Entre 35% e 60% das proteínas são convertidas em glicose em três a quatro horas e somente 10% das gorduras podem ser convertidas em glicose em um tempo de aproximadamente cinco horas ou mais. Os carboidratos são os nutrientes que mais afetam a glicemia, pois quase 100% deles são convertidos em glicose em um tempo que pode variar de 15 minutos a duas horas.

 

Os carboidratos simples, encontrados em alimentos como o açúcar refinado, mel, doces, chocolates, bolos e balas são digeridos rapidamente no organismo e causam um rápido aumento glicêmico. Já a lenta digestão de outros tipos de carboidratos favorece a absorção gradativa para o interior das células e ajuda a estabilizar a glicemia. E dessa constatação surgiu o conceito de índice glicêmico.

 

O índice glicêmico (IG) foi proposto em 1981 com o intuito de se avaliar e classificar os alimentos com base nas respostas glicêmicas, ou seja, na capacidade que o carboidrato contido em um alimento tem em elevar a glicemia.

 

Consiste em uma escala de resposta glicêmica a uma quantidade fixa de carboidrato (50 g) quando comparado à resposta glicêmica pós-prandial de um alimento padrão, geralmente glicose ou pães.

 

Alimentos que elevam a glicemia em quantidades significativas são considerados de alto IG; os que pouco a elevam são considerados de baixo IG. O IG não depende se o carboidrato é simples ou complexo. Ex: o amido do arroz e da batata, embora seja um carboidrato complexo, tem alto IG quando comparado ao açúcar simples (frutose) de certas frutas como a maçã, que é um alimento de baixo IG.

 

As evidências sugerem que uma dieta rica em carboidratos de baixo a moderado IG, como os cereais integrais e vegetais, em detrimento do consumo de carboidratos refinados, de alto IG, como açúcar (sacarose), pode exercer um papel protetor para as doenças crônicas não transmissíveis.

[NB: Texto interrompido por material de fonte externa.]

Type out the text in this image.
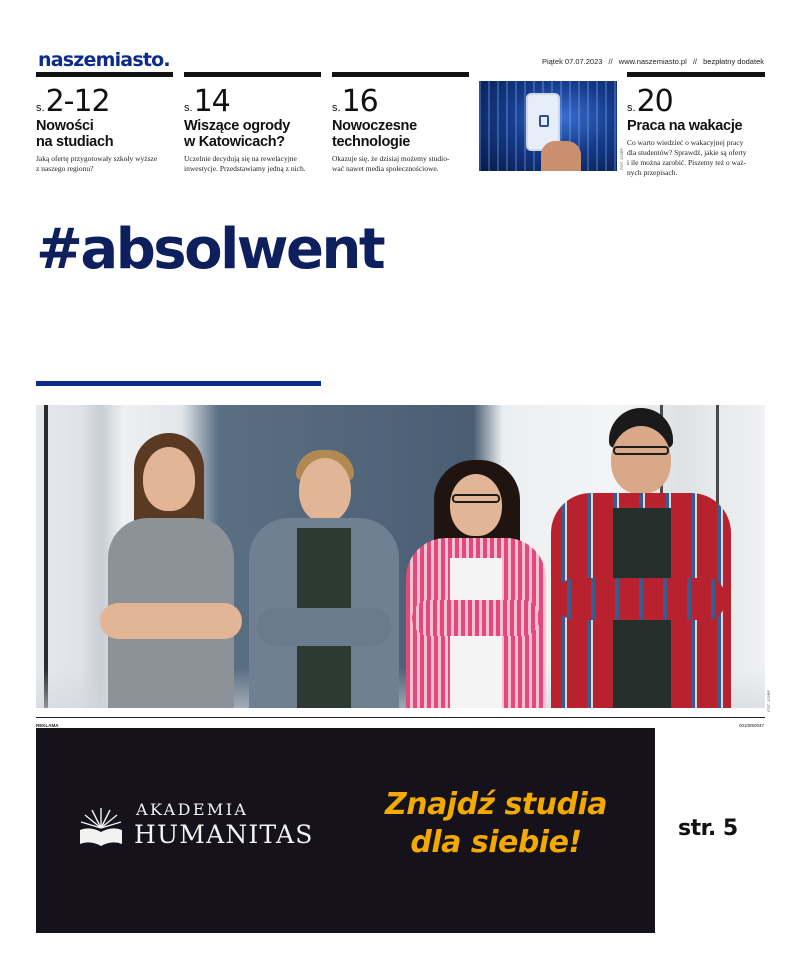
naszemiasto.	Piątek 07.07.2023 // www.naszemiasto.pl // bezpłatny dodatek
s. 2-12
Nowości
na studiach
Jaką ofertę przygotowały szkoły wyższe
z naszego regionu?
s. 14
Wiszące ogrody
w Katowicach?
Uczelnie decydują się na rewelacyjne
inwestycje. Przedstawiamy jedną z nich.
s. 16
Nowoczesne
technologie
Okazuje się, że dzisiaj możemy studio-
wać nawet media społecznościowe.	FOT. 123RF
s. 20
Praca na wakacje
Co warto wiedzieć o wakacyjnej pracy
dla studentów? Sprawdź, jakie są oferty
i ile można zarobić. Piszemy też o waż-
nych przepisach.
#absolwent
FOT. 123RF
REKLAMA	0010850047
AKADEMIA
HUMANITAS
Znajdź studia
dla siebie!	str. 5
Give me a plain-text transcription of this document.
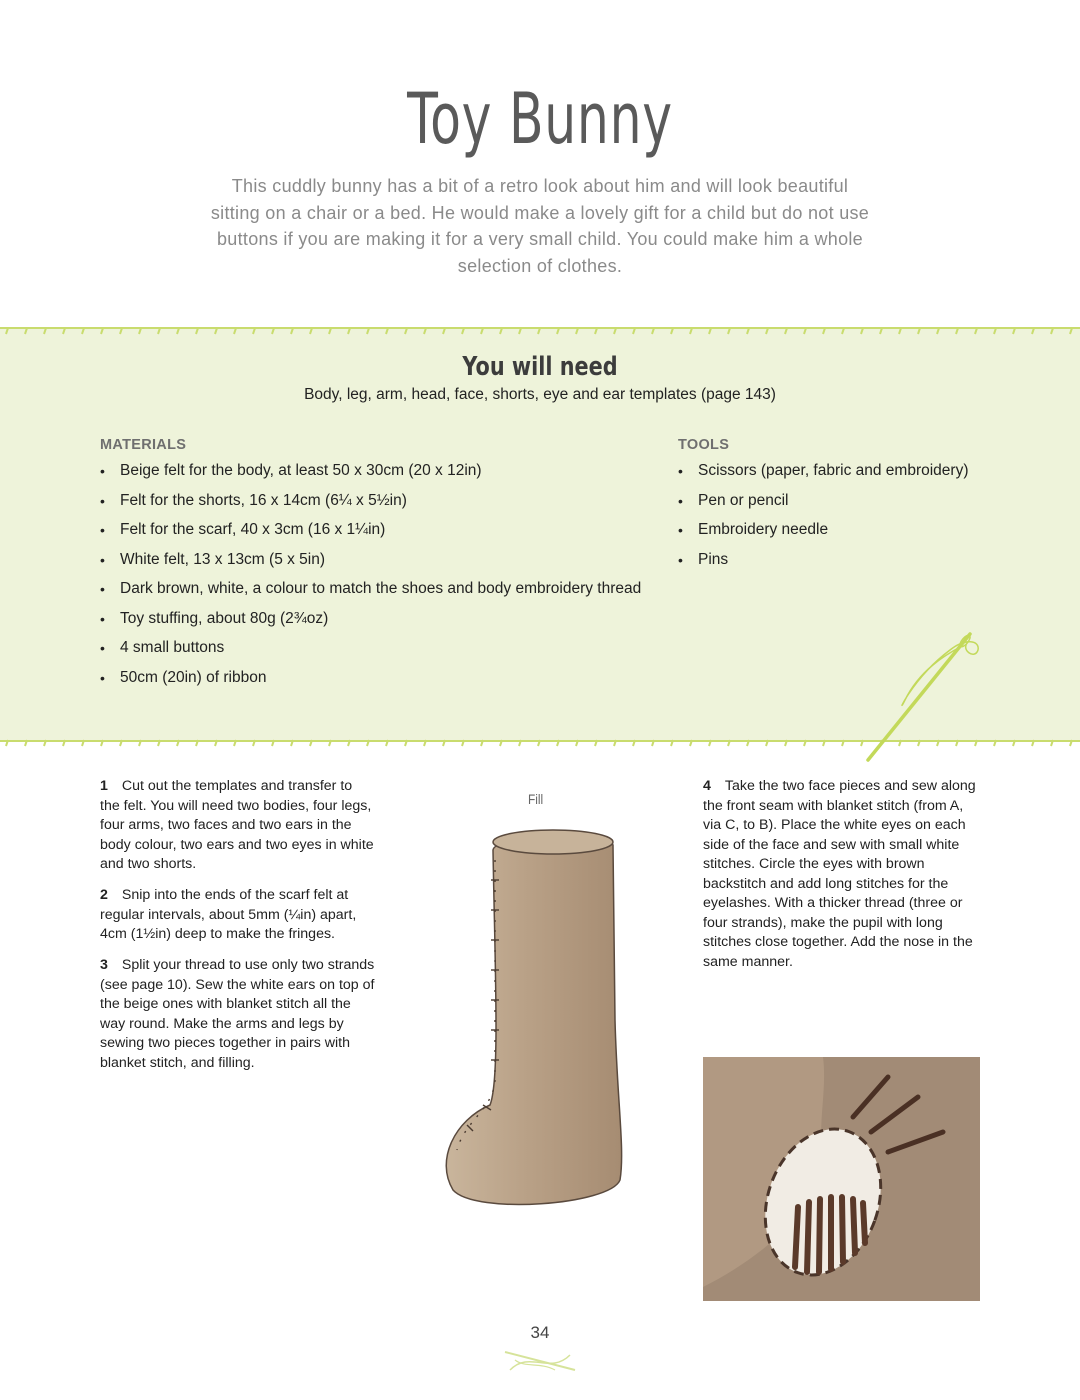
Toy Bunny
This cuddly bunny has a bit of a retro look about him and will look beautiful sitting on a chair or a bed. He would make a lovely gift for a child but do not use buttons if you are making it for a very small child. You could make him a whole selection of clothes.
You will need
Body, leg, arm, head, face, shorts, eye and ear templates (page 143)
MATERIALS
• Beige felt for the body, at least 50 x 30cm (20 x 12in)
• Felt for the shorts, 16 x 14cm (6¼ x 5½in)
• Felt for the scarf, 40 x 3cm (16 x 1¼in)
• White felt, 13 x 13cm (5 x 5in)
• Dark brown, white, a colour to match the shoes and body embroidery thread
• Toy stuffing, about 80g (2¾oz)
• 4 small buttons
• 50cm (20in) of ribbon
TOOLS
• Scissors (paper, fabric and embroidery)
• Pen or pencil
• Embroidery needle
• Pins
1 Cut out the templates and transfer to the felt. You will need two bodies, four legs, four arms, two faces and two ears in the body colour, two ears and two eyes in white and two shorts.
2 Snip into the ends of the scarf felt at regular intervals, about 5mm (¼in) apart, 4cm (1½in) deep to make the fringes.
3 Split your thread to use only two strands (see page 10). Sew the white ears on top of the beige ones with blanket stitch all the way round. Make the arms and legs by sewing two pieces together in pairs with blanket stitch, and filling.
4 Take the two face pieces and sew along the front seam with blanket stitch (from A, via C, to B). Place the white eyes on each side of the face and sew with small white stitches. Circle the eyes with brown backstitch and add long stitches for the eyelashes. With a thicker thread (three or four strands), make the pupil with long stitches close together. Add the nose in the same manner.
Fill
34
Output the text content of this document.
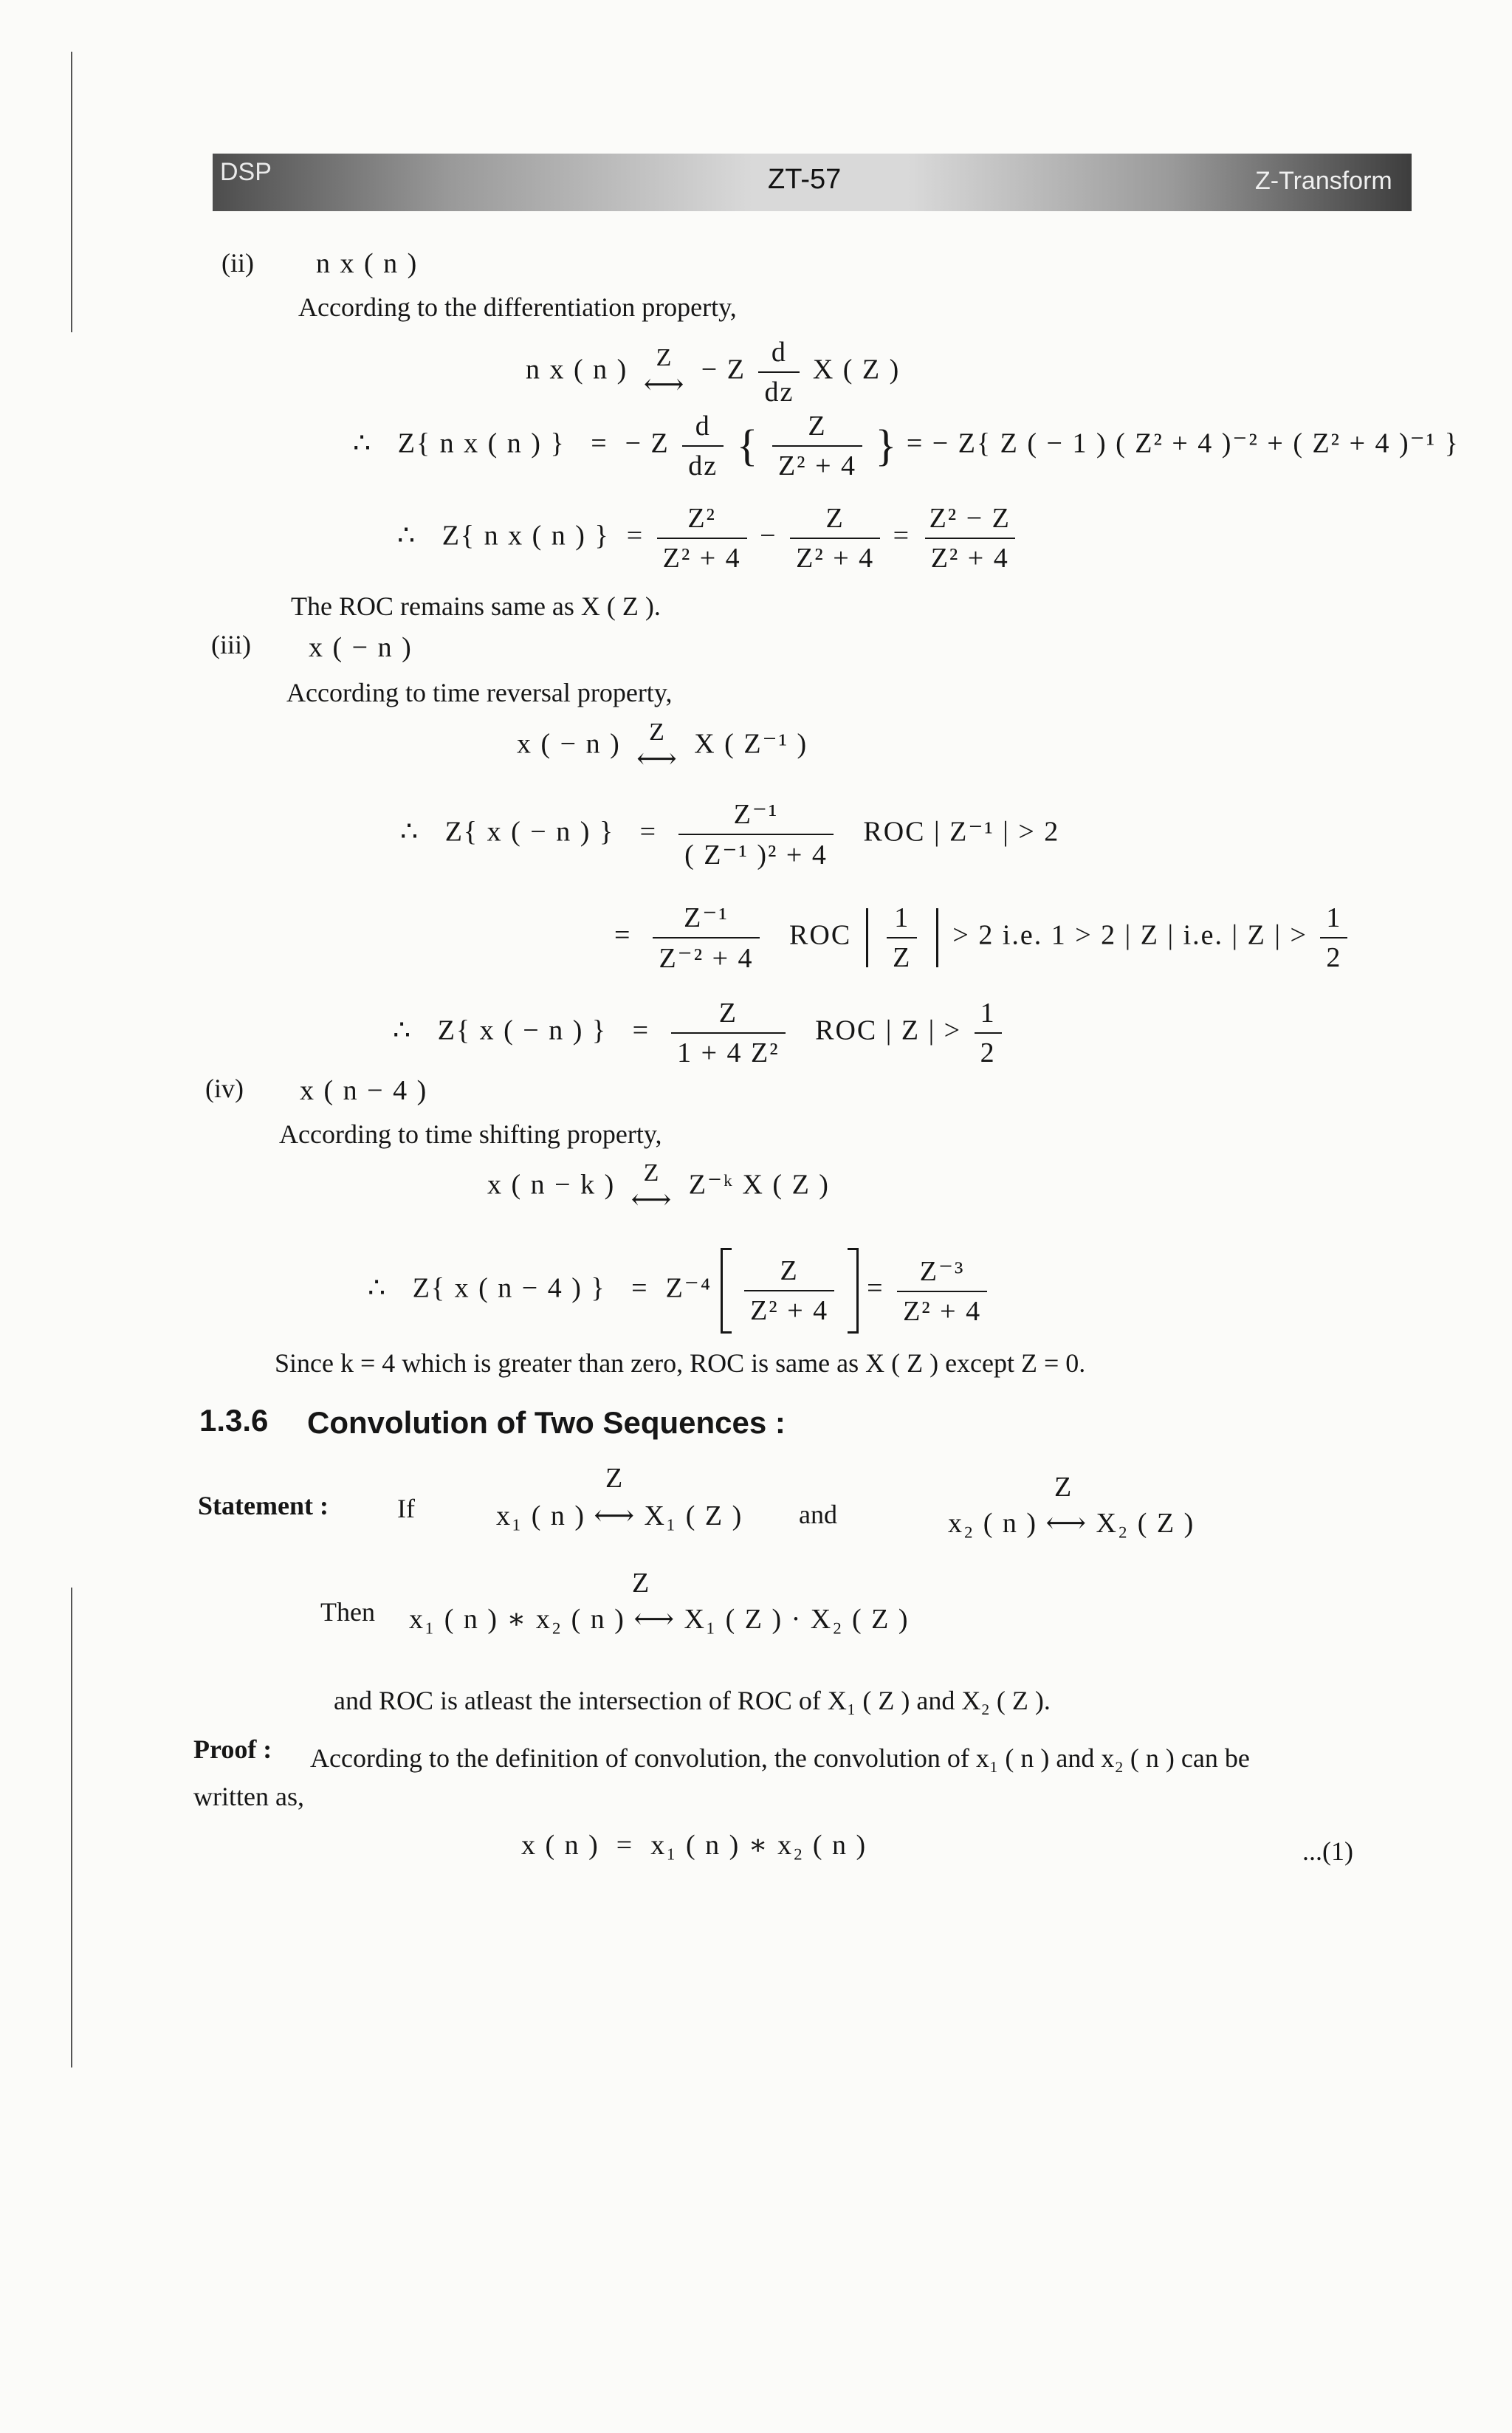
DSP	ZT-57	Z-Transform
(ii) n x ( n )
According to the differentiation property,
n x ( n ) Z
⟷ − Z $\frac{d}{dz}$ X ( Z )
∴ Z{ n x ( n ) } = − Z $\frac{d}{dz}$ { $\frac{Z}{\text{Z² + 4}}$ } = − Z{ Z ( − 1 ) ( Z² + 4 )⁻² + ( Z² + 4 )⁻¹ }
∴ Z{ n x ( n ) } = $\frac{\text{Z²}}{\text{Z² + 4}} - \frac{Z}{\text{Z² + 4}} = \frac{\text{Z² − Z}}{\text{Z² + 4}}$
The ROC remains same as X ( Z ).
(iii) x ( − n )
According to time reversal property,
x ( − n ) Z
⟷ X ( Z⁻¹ )
∴ Z{ x ( − n ) } = $\frac{\text{Z⁻¹}}{\text{( Z⁻¹ )² + 4}}$ ROC | Z⁻¹ | > 2
= $\frac{\text{Z⁻¹}}{\text{Z⁻² + 4}}$ ROC $\frac{1}{Z} > 2$ i.e. 1 > 2 | Z | i.e. | Z | > $\frac{1}{2}$
∴ Z{ x ( − n ) } = $\frac{Z}{\text{1 + 4 Z²}}$ ROC | Z | > $\frac{1}{2}$
(iv) x ( n − 4 )
According to time shifting property,
x ( n − k ) Z
⟷ Z⁻ᵏ X ( Z )
∴ Z{ x ( n − 4 ) } = $Z^{-4} \frac{Z}{\text{Z² + 4}} = \frac{\text{Z⁻³}}{\text{Z² + 4}}$
Since k = 4 which is greater than zero, ROC is same as X ( Z ) except Z = 0.
1.3.6 Convolution of Two Sequences :
Statement :	If
Z
x₁ ( n ) ⟷ X₁ ( Z ) and
Z
x₂ ( n ) ⟷ X₂ ( Z )
Then
Z
x₁ ( n ) ∗ x₂ ( n ) ⟷ X₁ ( Z ) · X₂ ( Z )
and ROC is atleast the intersection of ROC of X₁ ( Z ) and X₂ ( Z ).
Proof : According to the definition of convolution, the convolution of x₁ ( n ) and x₂ ( n ) can be
written as,
x ( n )  =  x₁ ( n ) ∗ x₂ ( n )	...(1)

Níveis altos de glicose no sangue resultam em um quadro de hiperglicemia frequentemente associada ao diabetes.

 

Mas há momentos, principalmente para praticantes de exercícios físicos, em que é preciso a ingestão de uma fonte de carboidratos para rápido fornecimento de energia.

 

Nessa hora, carboidratos de alto IG são bem vindos, pois a resposta insulínica em transportar a glicose para dentro das células é acelerada, e a energia fornecida pelos carboidratos ficará prontamente disponível.  Ele é fonte de energia prontamente disponível para os exercícios, melhorando a performance durante os treinos e potencializando a ganhos da hipertrofia muscular.